I feel this reality (and Graham’s journey) in a bone deep way—the sense of being tested repeatedly, of wondering if passing the test is even possible. I’d imagine most women do, too.
Sadly, this problem also exists within the world of Christendom. As a female seminarian, for example, I am regularly assumed to be auditing a class rather than pursuing a master’s degree. Theological education is often still considered a space labeled male, both by those within the classroom and those outside of it.Perhaps the best way we can honor Graham’s paradigm-shifting, government-deception exposing, heroic legacy is to partner with one another much sooner on the journey than Graham’s skeptical advisors partnered with her.
“But most of the female seminarians I know are the smartest people in the classroom!”—a response I’ve often heard from many a male student. Lovely as the reaction sounds, it elicits the same sigh from me that Graham’s entrance into the boardroom did. Women in seminary shouldn’t have to be the smartest people in the room. If a male student is both respected as an individual and expected to become an effective minister of the gospel despite a C average, then a female student should be offered the same respect and hope for her future.
This double standard, whether in the church or outside of it, places women on a binary spectrum where they either fail, thereby proving that they never should have been there in the first place, or rise above as exceptional heroes. Graham becomes the latter when, later in the film, she goes against the majority of her advisors and chooses to publish portions of the Pentagon Papers that have been acquired by Ben Bradlee (Tom Hanks) and the other journalists at the newspaper.
As Graham deliberates about the decision, most of the men tell her she acts without prudence, reminding her of her duty to her late husband and father. The advisors push Graham to the edge, forcing her to declare, “This is my company!”
It is clear that Graham doesn’t hold a long-brewing desire to make this case. Stewardship of the paper has never been a power struggle in her mind. But Graham’s previously underutilized intellectual muscles have strengthened day by day as she rises to meet the needs of her professional moment. Graham is finished retaking the driver’s license test.

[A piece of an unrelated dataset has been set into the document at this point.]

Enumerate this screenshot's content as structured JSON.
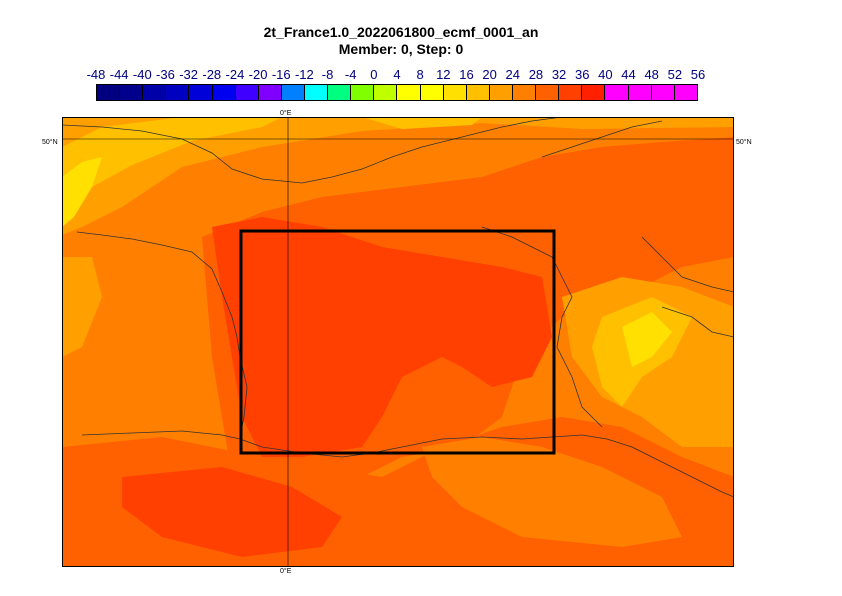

Near the end of the third act, Graham and the free press win a Supreme Court battle which allows them to keep publishing the Pentagon Papers in service of the public. As Graham exits the courthouse, the screen fills with starry-eyed young women paying their respects. While Spielberg’s shot choices are a touch heavy-handed, I couldn’t help but be tearful at the women’s adoration of Graham. Even still, I wished there were men interspersed in the crowd of women, unafraid to find a form of power and capability, though different from their own, to be worthy of admiration.
I have a hunch that most women, myself included, would choose mutual respect over heroism any day. Graham herself wrote, “I think heroes and heroines are both vulgar and boring…. But when you tell people you were just doing your own thing in an admittedly escalated situation, they say, Ah, yes, etc.”
Perhaps the best way we can honor Graham’s paradigm-shifting, government-deception exposing, heroic legacy is to partner with one another much sooner on the journey than Graham’s skeptical advisors partnered with her. Differences between the genders, in education, experience, and expertise, are a gift from God that beckons us to ask questions, to listen well, and to learn from those around us. May Christians choose this paradigm rather than one of fear, saying, “Ah, yes,” in pursuit of the good—together.